Такие ноги встречаются все реже. Многие их владельцы уже отходили свое. Оставшиеся после них фабричные и нефабричные подпорки спрятаны родственниками на чердаки и в кладовки, чтоб не напоминали, не бередили душу. А те, кто еще вживе, за долгие годы наловчились прятать свои фальшивые ноги от посторонних глаз: стараются ходить без палок и костылей, не лезть в трамваи и троллейбусы с передних площадок, не ломиться к гастрономной кассе без очереди, чтобы казаться равными со всеми и не вызывать излишней жалости, а то и молодой и жестокой неприязни. Уходящая в прошлое жизнь сама сглаживает рубцы и острые углы своей истории, и потому, наверно, как на страшную диковину, гораздо более страшную, чем обожженная живая нога, все молча и напряженно глядят на Савонин протез, невосприимчивый к ожогам.

– Это у вас с войны? – нарушает молчание Шурочка.

– Да вот… маленько зацепило, – кивает Савоня. – На Ладоге.

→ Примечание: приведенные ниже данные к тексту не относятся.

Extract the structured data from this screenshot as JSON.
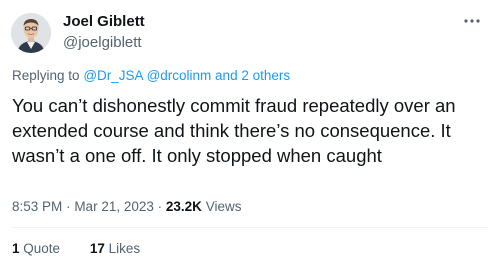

Ногу он потерял в сорок втором лихом году под тем самым Осиновцем, у причалов которого швартовались изрешеченные пулями и осколками суденышки, добиравшиеся по Ладоге с грузами для блокадного Ленинграда. Правда, служил он в частях ПВО, но в тех местах это было ничуть не лучше передовой, поскольку немецкие пикировщики специально охотились за зенитными батареями, прикрывавшими причалы. Наглые одномоторные «юн-керсы» изматывали батарейцев, засыпали их бомбами, хлестали пулеметными очередями, и все же Савонина вторая батарея продержалась несколько месяцев. Лишь осенью сорок второго уцелил-таки злодей: тяжелая фугаска вырыла на месте Савониной пушки глубокую, до воды, воронку. Самого же Савоню нашли в сосняке: он сидел в луже крови и судорожно дергал за обмотку, один конец которой еще был подвязан под коленкой, тогда как на другом болтался повисший на суку ботинок, оторванный вместе со ступней. Той же ночью потерявшего сознание Савоню переправили с попутным катером на Большую землю, где-то в Ярославле ногу еще раза два укорачивали и укоротили выше колена.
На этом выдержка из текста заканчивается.